Stories may seem like complicated, intricate things, but in reality, they can all be described with just this one sentence:
A story is a character trying to solve a problem.
That’s it. Sure, the problem might be complex and if you’re dealing with an ensemble cast, you’re following multiple characters, but essentially, every story follows this basic pattern and deals with only two components — a character (the hero) and a problem.
Once you realize this, you know what to look for when identifying the main components in any story — including the real ones from your life. From there, it’s just a matter of placing those two elements in a concise sentence or paragraph. And since you aren’t dealing with a ton of information, that’s very manageable.
As an example, let’s build a synopsis detailing the life of a famous fictional freelancer — the bounty hunter “Mando” from the Disney+ Star Wars show “The Mandalorian.” In the show, Mando travels the galaxy capturing criminals for money — until he’s tasked with capturing an adorable “Baby Yoda” alien for an evil syndicate that wants to experiment on the little guy. Unwilling to let his employers get their hands on Baby Yoda, Mando goes on the run and becomes a hunted man himself.
So, a one-sentence synopsis for the show might read something like this:
“An expert bounty hunter [the character] must use his deadly skills to protect an alien child when they’re both targeted by an evil syndicate. [the problem].”
Simple, right? Granted, every episode in the show has its own plot — but that one sentence still conveys what the overall series is about.

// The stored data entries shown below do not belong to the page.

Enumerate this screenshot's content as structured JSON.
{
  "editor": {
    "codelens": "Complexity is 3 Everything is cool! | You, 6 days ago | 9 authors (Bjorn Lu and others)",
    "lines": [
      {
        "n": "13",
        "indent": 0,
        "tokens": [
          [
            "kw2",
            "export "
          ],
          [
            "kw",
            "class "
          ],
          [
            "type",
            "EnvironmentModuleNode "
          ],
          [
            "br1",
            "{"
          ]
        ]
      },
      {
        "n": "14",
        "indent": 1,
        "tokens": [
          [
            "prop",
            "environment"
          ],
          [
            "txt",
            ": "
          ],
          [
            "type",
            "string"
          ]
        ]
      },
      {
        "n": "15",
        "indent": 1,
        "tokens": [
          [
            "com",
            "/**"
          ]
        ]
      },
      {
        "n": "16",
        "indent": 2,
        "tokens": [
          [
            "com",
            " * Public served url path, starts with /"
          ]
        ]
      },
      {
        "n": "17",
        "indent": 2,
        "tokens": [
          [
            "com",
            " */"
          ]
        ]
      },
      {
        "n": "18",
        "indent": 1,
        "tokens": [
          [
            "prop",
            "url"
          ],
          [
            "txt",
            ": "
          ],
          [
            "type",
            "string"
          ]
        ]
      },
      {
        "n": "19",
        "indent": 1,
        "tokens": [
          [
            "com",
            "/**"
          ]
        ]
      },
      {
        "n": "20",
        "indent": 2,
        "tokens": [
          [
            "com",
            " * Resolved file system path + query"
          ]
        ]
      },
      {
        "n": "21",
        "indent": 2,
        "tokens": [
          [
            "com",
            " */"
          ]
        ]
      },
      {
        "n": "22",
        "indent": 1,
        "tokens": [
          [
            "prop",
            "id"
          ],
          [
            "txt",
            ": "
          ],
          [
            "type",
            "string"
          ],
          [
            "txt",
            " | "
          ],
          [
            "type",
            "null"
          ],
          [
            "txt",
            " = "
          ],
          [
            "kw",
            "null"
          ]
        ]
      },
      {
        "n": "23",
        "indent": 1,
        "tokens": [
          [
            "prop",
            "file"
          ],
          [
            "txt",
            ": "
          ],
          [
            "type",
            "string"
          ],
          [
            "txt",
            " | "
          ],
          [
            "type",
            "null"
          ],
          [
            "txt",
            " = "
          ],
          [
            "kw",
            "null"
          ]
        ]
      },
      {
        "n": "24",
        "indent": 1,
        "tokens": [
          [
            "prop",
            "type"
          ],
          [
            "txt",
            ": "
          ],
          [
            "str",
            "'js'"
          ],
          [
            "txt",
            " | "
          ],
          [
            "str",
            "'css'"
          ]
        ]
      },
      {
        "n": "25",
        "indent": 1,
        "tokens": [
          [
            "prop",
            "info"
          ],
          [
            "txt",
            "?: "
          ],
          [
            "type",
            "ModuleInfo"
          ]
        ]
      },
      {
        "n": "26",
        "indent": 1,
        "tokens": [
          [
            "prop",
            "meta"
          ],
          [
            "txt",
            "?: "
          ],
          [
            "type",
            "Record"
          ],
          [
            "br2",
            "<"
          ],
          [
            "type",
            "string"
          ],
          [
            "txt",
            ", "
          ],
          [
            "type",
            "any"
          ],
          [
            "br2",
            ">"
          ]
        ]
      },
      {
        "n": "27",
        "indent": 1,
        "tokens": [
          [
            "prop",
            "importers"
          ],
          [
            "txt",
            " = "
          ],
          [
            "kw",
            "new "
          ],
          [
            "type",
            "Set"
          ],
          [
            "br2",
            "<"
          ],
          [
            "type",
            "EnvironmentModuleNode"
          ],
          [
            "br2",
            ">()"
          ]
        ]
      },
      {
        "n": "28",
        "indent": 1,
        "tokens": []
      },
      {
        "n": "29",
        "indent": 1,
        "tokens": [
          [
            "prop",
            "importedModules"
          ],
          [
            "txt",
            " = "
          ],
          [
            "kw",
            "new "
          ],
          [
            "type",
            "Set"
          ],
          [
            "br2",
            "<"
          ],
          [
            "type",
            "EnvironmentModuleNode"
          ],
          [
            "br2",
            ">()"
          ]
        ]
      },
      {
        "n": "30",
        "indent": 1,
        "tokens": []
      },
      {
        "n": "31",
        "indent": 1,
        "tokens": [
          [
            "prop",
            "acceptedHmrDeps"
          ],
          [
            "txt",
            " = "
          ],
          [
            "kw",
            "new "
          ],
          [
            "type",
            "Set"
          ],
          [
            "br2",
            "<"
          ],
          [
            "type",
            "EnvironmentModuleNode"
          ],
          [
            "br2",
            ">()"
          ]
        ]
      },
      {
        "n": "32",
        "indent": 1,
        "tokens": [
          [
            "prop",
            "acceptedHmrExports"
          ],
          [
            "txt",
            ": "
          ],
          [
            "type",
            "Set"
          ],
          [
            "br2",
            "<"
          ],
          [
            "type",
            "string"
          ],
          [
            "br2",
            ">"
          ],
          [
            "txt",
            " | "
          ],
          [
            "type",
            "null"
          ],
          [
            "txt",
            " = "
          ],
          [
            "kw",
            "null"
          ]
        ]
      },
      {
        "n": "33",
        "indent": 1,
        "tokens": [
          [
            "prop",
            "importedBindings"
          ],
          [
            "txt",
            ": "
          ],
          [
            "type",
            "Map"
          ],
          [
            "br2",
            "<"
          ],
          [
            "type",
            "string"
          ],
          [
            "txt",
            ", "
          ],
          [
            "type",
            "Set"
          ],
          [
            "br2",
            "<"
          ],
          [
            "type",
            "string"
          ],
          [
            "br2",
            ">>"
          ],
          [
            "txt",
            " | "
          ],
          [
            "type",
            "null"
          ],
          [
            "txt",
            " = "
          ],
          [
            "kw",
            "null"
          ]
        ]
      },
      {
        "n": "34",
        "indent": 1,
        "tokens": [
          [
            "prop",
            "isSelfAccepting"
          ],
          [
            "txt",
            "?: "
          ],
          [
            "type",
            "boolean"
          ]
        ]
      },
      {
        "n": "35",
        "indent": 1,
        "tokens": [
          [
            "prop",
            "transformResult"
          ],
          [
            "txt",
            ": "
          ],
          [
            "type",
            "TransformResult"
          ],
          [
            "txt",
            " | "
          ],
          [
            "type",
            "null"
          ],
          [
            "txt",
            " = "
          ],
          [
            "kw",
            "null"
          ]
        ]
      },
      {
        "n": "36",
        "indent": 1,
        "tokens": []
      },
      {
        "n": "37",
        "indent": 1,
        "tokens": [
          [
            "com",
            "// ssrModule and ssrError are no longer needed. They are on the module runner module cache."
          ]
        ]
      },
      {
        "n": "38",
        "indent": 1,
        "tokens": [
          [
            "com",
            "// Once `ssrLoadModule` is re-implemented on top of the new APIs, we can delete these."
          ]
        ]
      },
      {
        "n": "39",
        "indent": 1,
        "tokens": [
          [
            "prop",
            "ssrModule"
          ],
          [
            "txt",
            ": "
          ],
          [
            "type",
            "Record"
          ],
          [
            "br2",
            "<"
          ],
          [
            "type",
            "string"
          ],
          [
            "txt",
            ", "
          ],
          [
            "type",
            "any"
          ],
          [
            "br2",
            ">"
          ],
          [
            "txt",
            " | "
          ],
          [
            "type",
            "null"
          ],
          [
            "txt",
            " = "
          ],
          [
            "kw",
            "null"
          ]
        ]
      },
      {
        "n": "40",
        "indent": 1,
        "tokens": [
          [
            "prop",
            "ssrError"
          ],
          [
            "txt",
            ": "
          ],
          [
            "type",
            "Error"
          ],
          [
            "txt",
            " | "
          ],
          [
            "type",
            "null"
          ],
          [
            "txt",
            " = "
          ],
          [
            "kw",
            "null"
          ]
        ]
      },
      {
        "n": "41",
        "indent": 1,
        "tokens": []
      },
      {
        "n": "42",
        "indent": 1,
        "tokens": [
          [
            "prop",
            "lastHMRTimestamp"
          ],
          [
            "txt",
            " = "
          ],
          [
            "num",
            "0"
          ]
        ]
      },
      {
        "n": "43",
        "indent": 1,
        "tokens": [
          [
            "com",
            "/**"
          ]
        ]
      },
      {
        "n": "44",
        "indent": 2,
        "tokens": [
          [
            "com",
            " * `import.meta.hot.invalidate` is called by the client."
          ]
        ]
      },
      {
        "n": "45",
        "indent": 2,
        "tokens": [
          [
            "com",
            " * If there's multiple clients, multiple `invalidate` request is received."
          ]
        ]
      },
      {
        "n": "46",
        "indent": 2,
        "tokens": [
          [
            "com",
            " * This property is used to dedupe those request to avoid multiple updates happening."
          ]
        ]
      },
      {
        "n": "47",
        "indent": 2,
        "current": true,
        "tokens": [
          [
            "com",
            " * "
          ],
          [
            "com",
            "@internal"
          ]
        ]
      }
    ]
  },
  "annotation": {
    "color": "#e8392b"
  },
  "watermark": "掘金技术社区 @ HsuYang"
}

Now, let’s apply this practice to something a bit closer to home — your freelancing services.
Ultimately, all freelancers are in business to solve problems for their clients. So, finding the story your client wants to hear is simple — just identify their main problem and explain how you (their hero) can solve it.
Let’s say you’re a web designer who specializes in building websites for different companies. Your basic job synopsis might read something like this:
“I’m a freelance web designer [character] who’s built hundreds of easily navigable websites that attract leads and convert them into clients for mid-size and large companies. [how you’ll solve your client’s problem of converting leads].”
Now, that might be a good synopsis to use on the home page of your website or social media profile, but you can still play around with this basic story when you retool it for a cover letter. One great technique to use is to spotlight a specific problem your client has and then show how your skill set and work experience qualifies you to address it. For instance, if you’re contacting a law firm interested in expanding their clientele, you might tell your story this way:
“Having spent years building websites for The Zoldan Law Group and Blythe Grace PLLC, I know how to create a fast-loading and SEO-friendly site that’s easy to find online. My web design is compatible with all the latest mobile technologies, allowing new clients to look you up on their smart phones and set up an appointment.”
The great thing about this technique is that your potential client isn’t just getting the story of your past accomplishments. They’re also encouraged to build a story in their mind of how your services can fit into their future plans.
You can use this same technique when you’re writing a job proposal for a group project. Just think of your group as an ensemble cast with all the abilities needed to solve your client’s problem. Likewise, most articles cast you as the hero with the know-how for solving the reader’s problem.
Storytelling isn’t just the world’s oldest profession. It’s a basic skill every entrepreneur and freelancer should learn for approaching a client — or for telling your client’s story to their potential buyers or investors. Whether you’re crafting marketing materials for your own website or building a job proposal for your employer, being able to identify the main components of your story and effectively communicate it to an audience will always come in handy.